Shabbat Shalom – Meaning, Origin and Usage

Did a Jewish friend invite you to their home on a Friday? Remember to say ‘Shabbat Shalom’ to everyone you meet.

This post unpacks the meaning and origin of this expression.


The expression ‘Shabbat Shalom’ means ‘peaceful sabbath.’ It derives from the Hebrew word ‘shevet,’ which means ‘to dwell.’ It also relates to ‘sheva,’ which is Hebrew for the number seven. The most accurate translation of shalom in English is ‘peace.’ However, it’s more accurately described as ‘the absence of war.’ The words context refers to an inner sense of wholeness and completeness.

When Jewish people combine ‘Shabbat shalom’ and overlay its meanings. So, the accurate translation of ‘Shabbat Shalom’ is ‘May you dwell in peace,’ ‘May you dwell in completeness,’ ‘May you dwell in wholeness’ on the seventh day.

Shabbat offers an invitation to worship in an exchange that strengthens and revives the soul.

Example Usage

"Hi sir, Shabbat shalom. It's a beautiful day out. Will we see you this evening at temple? I'll save you a spot in the front row."

"Shabbat shalom to you too, and may you have a peaceful sabbath as well. Please, save me the seat, I'm an old man, and I find it hard to hear all the way in the back of the synagogue."

"Shabbat shalom, and may you have a peaceful Sabbath. I'm sorry, but I can't join you this evening. I have dinner with my family at home."

"Shabbat shalom. It's good to see you, my friend. Please won't you join us for challah and some wine? We have more than enough for everyone."

"I'm proud to be part of the Jewish community. We have a strong support system, and everyone knows they can rely on one another. Shabbat Shalom, may you enjoy your sabbath.'

"I went to my friend's house for dinner on Friday, and everyone was wearing these little hats and saying 'Shabbat shalom.' Why do they do that, dad?"
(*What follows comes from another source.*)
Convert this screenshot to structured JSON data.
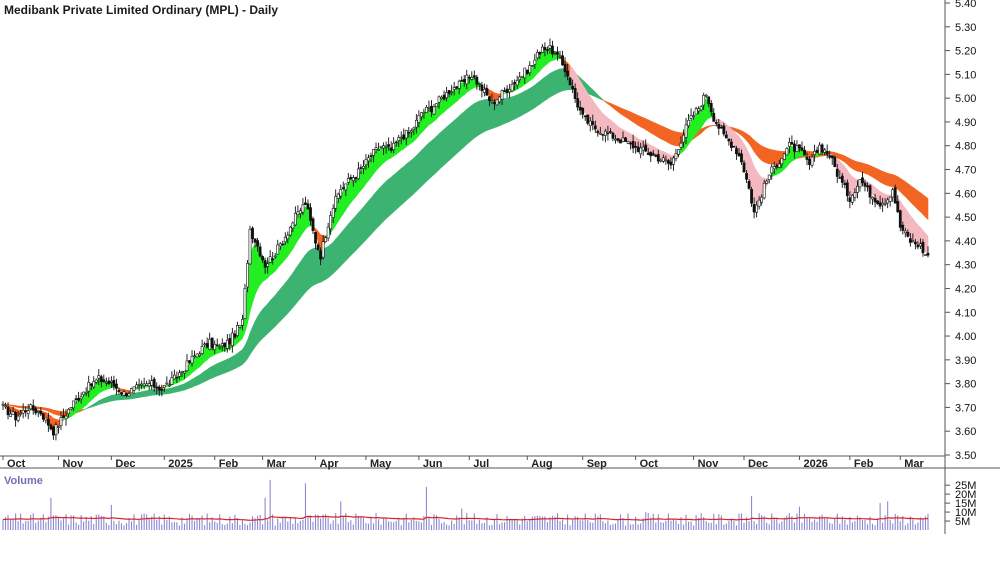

"They're Jewish people, son. Shabbat shalom means 'peaceful sabbath.' I bet the food was awesome, wasn't it? Jewish people know how to make a spread on the Sabbath."


The Hebrew phrase ‘Shabbat shalom’ originates from the holy tradition of the Sabbath. The Sabbath is a day of rest, commanded on the Jewish people by God. All Jewish people must obey the rules of the Sabbath and treat it as a day of rest and recovery.

The concept of the Sabbath first appeared in print in the Holy Bible.

Genesis 2:3

“God blessed the seventh day and made it holy because on it God rested from all His work that He had done in creation.”

God's command to keep the Sabbath holy appears in Exodus 20:8.

“Remember the Sabbath day, to keep it holy.”

Phrases Similar to Shabbat Shalom

  • Peaceful sabbath.

Phrases Opposite to Shabbat Shalom

  • N/A.

What is the Correct Saying?

  • Shabbat Shalom.

Ways People May Say Shabbat Shalom Incorrectly

‘Shabbat shalom’ refers to the Jewish sabbath, which occurs every Friday. Christians celebrate this day on Sundays. You would say ‘Shabbat shalom’ on any other day of the week other than Fridays. Typically, Jewish people will say this between themselves, but it’s not impolite for a person from another religious belief to wish a Jewish person ‘Shabbat shalom.’

Acceptable Ways to Phrase Shabbat Shalom

You can use the phrase ‘Shabbat shalom’ to greet Jewish people on Fridays. Friday is the ‘sabbath’ for Jewish people, a day of rest. Most families have an evening meal and relax for the rest of the night. If a Jewish friend invites you around for dinner on Friday, you can say ‘Shabbat shalom’ to the people you meet to wish them a peaceful sabbath.

‘Shabbat shalom’ is suitable for social and professional use. You could say it to your boss, or you could say it to friends. The expression is well-understood, and it applies to Jewish communities around the globe. You can use the saying in text communications and verbal exchanges.